Law firms with lax cybersecurity risk more than just the loss of a client; they also risk malpractice exposure and disciplinary actions. In 2012, the ABA updated its model rules of professional responsibility, requiring lawyers to make “reasonable efforts” to prevent the disclosure and unauthorized access to client information. Many states similarly have adopted more modern standards. As recently as April, a New York real estate lawyer, Patricia Doran, was sued by two clients who allege that the attorney’s use of a “notoriously vulnerable” AOL email account resulted in their loss of nearly $2 million. According to the lawsuit, Doran’s computer negligence allowed hackers to not only read all of the lawyer’s emails, but also to impersonate the attorney for the sellers of real estate that the couple was buying. Doran allegedly forwarded bogus emails from the hackers to her clients, resulting in funds being wired to cyber thieves.

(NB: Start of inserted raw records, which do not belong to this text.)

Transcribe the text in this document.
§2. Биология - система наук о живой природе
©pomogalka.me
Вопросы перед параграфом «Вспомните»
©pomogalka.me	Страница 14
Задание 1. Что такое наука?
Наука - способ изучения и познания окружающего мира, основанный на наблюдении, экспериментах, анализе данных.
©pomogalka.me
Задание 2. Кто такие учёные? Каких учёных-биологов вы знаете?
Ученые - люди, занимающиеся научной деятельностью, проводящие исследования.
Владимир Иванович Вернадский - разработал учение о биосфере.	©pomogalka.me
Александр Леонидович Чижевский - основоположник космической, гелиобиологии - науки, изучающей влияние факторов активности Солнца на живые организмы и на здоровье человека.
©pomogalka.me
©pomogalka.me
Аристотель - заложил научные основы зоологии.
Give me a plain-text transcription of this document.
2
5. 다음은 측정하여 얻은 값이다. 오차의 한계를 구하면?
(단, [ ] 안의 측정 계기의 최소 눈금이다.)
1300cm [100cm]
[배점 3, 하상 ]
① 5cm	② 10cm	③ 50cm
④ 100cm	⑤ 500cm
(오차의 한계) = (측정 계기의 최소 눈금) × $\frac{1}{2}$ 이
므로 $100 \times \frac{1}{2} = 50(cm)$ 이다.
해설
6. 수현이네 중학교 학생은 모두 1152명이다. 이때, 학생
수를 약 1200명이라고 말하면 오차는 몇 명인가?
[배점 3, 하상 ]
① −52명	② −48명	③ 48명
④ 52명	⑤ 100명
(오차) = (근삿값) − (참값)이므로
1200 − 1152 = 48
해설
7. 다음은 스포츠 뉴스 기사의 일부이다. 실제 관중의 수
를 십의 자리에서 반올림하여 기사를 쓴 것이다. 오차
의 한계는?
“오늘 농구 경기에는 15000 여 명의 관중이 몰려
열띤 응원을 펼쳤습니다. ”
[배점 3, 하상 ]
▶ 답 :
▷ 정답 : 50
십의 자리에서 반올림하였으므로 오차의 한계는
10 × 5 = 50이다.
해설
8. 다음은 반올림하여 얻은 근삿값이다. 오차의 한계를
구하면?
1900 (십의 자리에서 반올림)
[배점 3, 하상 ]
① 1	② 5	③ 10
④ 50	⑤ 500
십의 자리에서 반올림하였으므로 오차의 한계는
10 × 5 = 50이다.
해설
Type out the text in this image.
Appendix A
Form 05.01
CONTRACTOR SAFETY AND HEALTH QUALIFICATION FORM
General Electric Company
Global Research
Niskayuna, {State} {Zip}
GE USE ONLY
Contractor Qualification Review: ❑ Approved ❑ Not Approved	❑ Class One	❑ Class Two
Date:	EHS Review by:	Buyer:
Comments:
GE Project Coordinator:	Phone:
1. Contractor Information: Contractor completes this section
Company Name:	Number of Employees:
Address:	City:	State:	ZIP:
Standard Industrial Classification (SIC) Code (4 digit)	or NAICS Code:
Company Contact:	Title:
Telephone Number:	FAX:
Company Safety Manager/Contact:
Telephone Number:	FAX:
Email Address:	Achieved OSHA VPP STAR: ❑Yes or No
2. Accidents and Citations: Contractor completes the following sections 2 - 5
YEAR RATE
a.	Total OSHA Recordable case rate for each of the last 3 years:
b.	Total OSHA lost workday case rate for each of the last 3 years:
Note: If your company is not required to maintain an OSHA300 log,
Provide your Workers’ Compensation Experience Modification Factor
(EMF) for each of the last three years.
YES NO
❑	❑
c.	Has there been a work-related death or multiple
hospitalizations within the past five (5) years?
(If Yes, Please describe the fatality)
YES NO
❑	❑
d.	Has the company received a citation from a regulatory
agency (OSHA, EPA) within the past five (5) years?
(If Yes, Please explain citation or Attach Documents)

With the stakes raised, what can law firms do to improve their cybersecurity? Tuma recommends that firms adhere to security basics, such as requiring strong, regularly changed passwords, using disk encryption on all devices, implementing a firewall and reputable antivirus software, keeping software updated, and storing regular backups of data. Firms with more resources, he says, “should have more advanced intrusion detection and prevention systems in place, internal controls on access to data, and detailed logging for their servers.” Tuma also advises against small firms going the DIY route, urging them to find a reputable vendor instead. All firms, he counsels, should encrypt files containing sensitive client data, and have an incident response plan and cyber insurance coverage that protects their clients and their firm.
Lawyers can no longer profess ignorance of the risks or their ethical duties to take steps to protect their clients’ data. Failure to do so could be catastrophic for attorney and client alike.